Sin dejar de reconocer que reviste gran interés ideológico y cultural analizar las diversas traducciones (Iglesias Barba, 1955; Cornudella y de la Fuente, 1964; Puls, 2017 [1993]) al español de Het Achterhuis, no podemos detenernos en ellas, dadas las limitaciones de espacio. Proponemos, pues, un salto temporal para examinar dos representaciones surgidas en el nuevo milenio, hijas del discurso público español sobre el Holocausto; es decir, el que esgrime la neutralidad oficiosa durante la Segunda Guerra Mundial para inhibirse de toda responsabilidad (Mate, 2000). En cuanto a las representaciones, reprimen lo dramático en favor de lo positivo, en un proceso que, según estamos defendiendo aquí, supone una injerencia del discurso americanizado del Holocausto en las representaciones impulsadas desde España.

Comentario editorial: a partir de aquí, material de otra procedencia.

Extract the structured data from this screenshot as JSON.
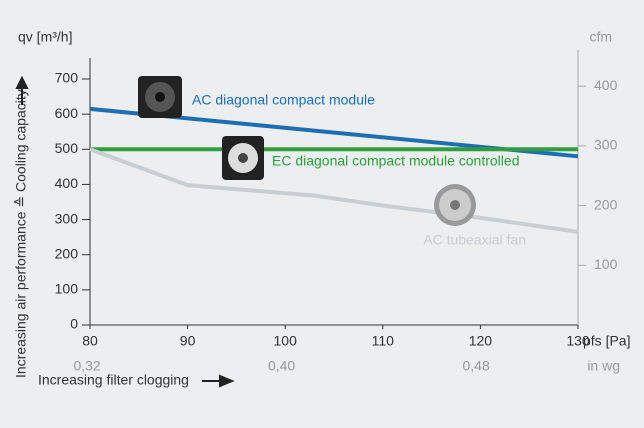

La voluntad de resaltar la imagen de niña alegre frente a la adversidad emerge con fuerza en la (re)escritura de Alvero, cuyo título constituye una primera declaración de intenciones. Presentada como un «canto a la vida», el espíritu de la obra no deja lugar a dudas. A pesar de que es de sobra sabido el dato de que de los ocho escondidos solo sobrevivió uno, la narrativa se centra en la superviviencia, por excepcional que esta fuera no solo para los protagonistas sino también para el resto de judíos en la Europa ocupada. Se invierte, por tanto, la realidad para poner letra musical, como indica el juego de palabras con «canto», a la excepción. De esta manera, se contraviene el recuerdo del Holocausto que guardan los seis millones de víctimas judías, entre ellas Primo Levi, quien aseguró: «los sobrevivientes somos una minoría anómala además de exigua» (1989: 73). Ajeno a esa realidad, Alvero presenta una imagen de la experiencia judía alejada del drama. Los objetivos del musical, según se definieron en el Dossier de Prensa con el que se hizo publicidad sobre el espectáculo, son muy ilustrativos: «mostrar la cara más amable y emotiva de la joven Ana» (Perception&Image, 2008: 4). A los ojos de los medios de comunicación que se hicieron eco de esta novedad cultural, el musical presentaba, igualmente, «[e]l lado más optimista de Ana Frank» (La Vanguardia, 2008).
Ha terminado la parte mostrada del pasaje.